The difference between the grass exclusion efficiency of the three screens is
negligible in terms of size and quantity of grass which passed through the screens.
The capacity of the screens was around the double of the specifications from
the manufacturer. The tests showed that the capacity is sensitive to:
• sediment clogging which is permanent until the particles are manually
removed;
• grass spears stuck on the screen which are quickly (about 10 min) removed
by the flow after stopping the feeding;
• the presence of sediment or grass in the flow which induces by-pass flow but
which is temporary.
The sediment exclusion efficiency of coanda effect screens varies from test to
test and ranges between 17 % and 79 %. It seems that it is not good enough for the
use of Coanda effect screens at power plant where sediment is an issue. Decreasing
the aperture size is a way to exclude finer particles but test 0.2 mm – 5 l/s – sed
showed that the screen capacity dropped considerably due to clogging. Therefore a
compromise must be found between the size of the particles to be excluded and the
long-term capacity of the screen.
However, Coanda effect screens are self-cleaning and are a good solution for
power plant intakes where there are floating debris problems. During the tests, grass
did not clog the screens, the capacity was little affected but most of the water was
diverted and, after the grass feeding stopped, the screen self-cleaned the spears
which were stuck and the capacity went back to normal. If only grass exclusion is
taken into account, the 1 mm aperture screen is enough since 1 mm clearance is
much smaller than the turbine requirements.

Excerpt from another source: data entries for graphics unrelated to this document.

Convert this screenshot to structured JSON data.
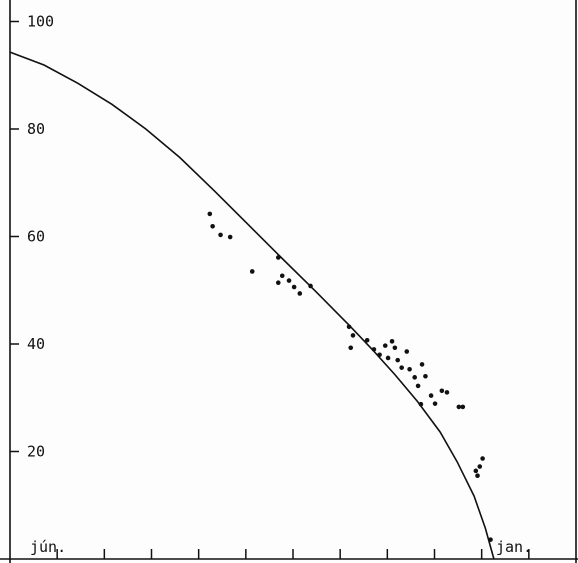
{
  "chart_data": {
    "type": "scatter",
    "title": "",
    "xlabel": "",
    "ylabel": "",
    "ylim": [
      0,
      104
    ],
    "xlim": [
      0,
      100
    ],
    "yticks": [
      20,
      40,
      60,
      80,
      100
    ],
    "ytick_labels": [
      "20",
      "40",
      "60",
      "80",
      "100"
    ],
    "corner_labels": {
      "left": "jún.",
      "right": "jan."
    },
    "grid": false,
    "legend": "none",
    "colors": {
      "ink": "#111111",
      "background": "#fdfdfd"
    },
    "points": [
      {
        "x": 35.3,
        "y": 64.2
      },
      {
        "x": 35.8,
        "y": 61.9
      },
      {
        "x": 37.2,
        "y": 60.3
      },
      {
        "x": 38.9,
        "y": 59.9
      },
      {
        "x": 42.8,
        "y": 53.5
      },
      {
        "x": 47.4,
        "y": 56.1
      },
      {
        "x": 47.4,
        "y": 51.4
      },
      {
        "x": 48.1,
        "y": 52.7
      },
      {
        "x": 49.3,
        "y": 51.8
      },
      {
        "x": 50.2,
        "y": 50.6
      },
      {
        "x": 51.2,
        "y": 49.4
      },
      {
        "x": 53.1,
        "y": 50.8
      },
      {
        "x": 59.9,
        "y": 43.2
      },
      {
        "x": 60.6,
        "y": 41.6
      },
      {
        "x": 60.2,
        "y": 39.3
      },
      {
        "x": 63.1,
        "y": 40.7
      },
      {
        "x": 64.3,
        "y": 39.0
      },
      {
        "x": 65.3,
        "y": 38.0
      },
      {
        "x": 66.3,
        "y": 39.7
      },
      {
        "x": 66.8,
        "y": 37.4
      },
      {
        "x": 67.5,
        "y": 40.5
      },
      {
        "x": 68.0,
        "y": 39.3
      },
      {
        "x": 68.5,
        "y": 37.0
      },
      {
        "x": 69.2,
        "y": 35.6
      },
      {
        "x": 70.1,
        "y": 38.6
      },
      {
        "x": 70.6,
        "y": 35.3
      },
      {
        "x": 71.5,
        "y": 33.8
      },
      {
        "x": 72.1,
        "y": 32.2
      },
      {
        "x": 72.8,
        "y": 36.2
      },
      {
        "x": 73.4,
        "y": 34.0
      },
      {
        "x": 72.6,
        "y": 28.8
      },
      {
        "x": 74.4,
        "y": 30.4
      },
      {
        "x": 75.1,
        "y": 28.9
      },
      {
        "x": 76.3,
        "y": 31.3
      },
      {
        "x": 77.2,
        "y": 31.0
      },
      {
        "x": 79.3,
        "y": 28.3
      },
      {
        "x": 80.0,
        "y": 28.3
      },
      {
        "x": 82.3,
        "y": 16.4
      },
      {
        "x": 82.6,
        "y": 15.5
      },
      {
        "x": 83.0,
        "y": 17.2
      },
      {
        "x": 83.5,
        "y": 18.7
      },
      {
        "x": 84.9,
        "y": 3.6
      }
    ],
    "fit_curve": [
      {
        "x": 0,
        "y": 94.3
      },
      {
        "x": 6,
        "y": 91.9
      },
      {
        "x": 12,
        "y": 88.5
      },
      {
        "x": 18,
        "y": 84.6
      },
      {
        "x": 24,
        "y": 80.0
      },
      {
        "x": 30,
        "y": 74.7
      },
      {
        "x": 36,
        "y": 68.6
      },
      {
        "x": 42,
        "y": 62.3
      },
      {
        "x": 48,
        "y": 56.0
      },
      {
        "x": 54,
        "y": 49.8
      },
      {
        "x": 60,
        "y": 43.4
      },
      {
        "x": 64,
        "y": 39.0
      },
      {
        "x": 68,
        "y": 34.3
      },
      {
        "x": 72,
        "y": 29.3
      },
      {
        "x": 76,
        "y": 23.6
      },
      {
        "x": 79,
        "y": 18.1
      },
      {
        "x": 82,
        "y": 11.7
      },
      {
        "x": 84,
        "y": 5.7
      },
      {
        "x": 85.5,
        "y": 0
      }
    ]
  }
}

Further testing should be carried out to confirm or not the tendency observed
for the 1 mm and 0.5 mm aperture screens that the sediment exclusion efficiency
increases with higher discharges. It would be also particularly interesting to carry out
some sediment tests with a discharge higher than the screen capacity.
41
Conclusion
The BEDUIN project has fulfilled its main objective with the writing of a
practical handbook describing the procedure for the design of different intake types
and hydraulic components, and has reached a new phase with the laboratory testing
of Coanda effect screens. New funds have been allocated to the project and it will
continue with further research on the Coanda effect screens including new series of
laboratory tests and the possible installation of a screen at a power plant intake site
to test its behaviour during winter. Indeed thanks to its self-cleaning quality, the
Coanda effect screen is of great interest for use at intakes of small hydropower
plants but it is absolutely necessary to make sure that it can withstand the Norwegian
winter conditions.
From a personal point of view, my job on the BEDUIN project has been
extremely rewarding. During the internship, I have had the chance to be put in charge
of different tasks which involved practical work in the field during the power plants
monitoring and visits, theoretical work at the office during the writing of the BEDUIN
report, and laboratory work for the testing of the Coanda effect screens. It has
enabled me to enhance my knowledge on numerous hydraulic related topics.
In addition, the tests on Coanda effect screens gave me the opportunity to
experience laboratory research which was completely new to me. I learned a lot as I
had to deal with every stage of the series of tests, from choosing the tests to be
carried out and the building of the experimental setup to the analysis of the results.
Finally working at the Department of Hydraulic and Environmental Engineering
of NTNU was particularly rewarding because I had the chance to meet and work not
only Norwegians but also people from all over the world and it enabled me to
experience new ways of thinking and working.
42
References
Chow, V. T. (1973): Open-Channel Hydraulics, Civil Engineering Series, McGraw-Hill
International Editions.
Lund, S. (2005): Inntak til Småkraftverk, Msc. Thesis, Department of Hydraulic and
Environmental Engineering, NTNU, Norway.
Sell, L. E. (1971): Hydroelectric Power Plant Trashrack Design, Journal of the Power
Division, Proceeding of the American Society of Civil Engineers.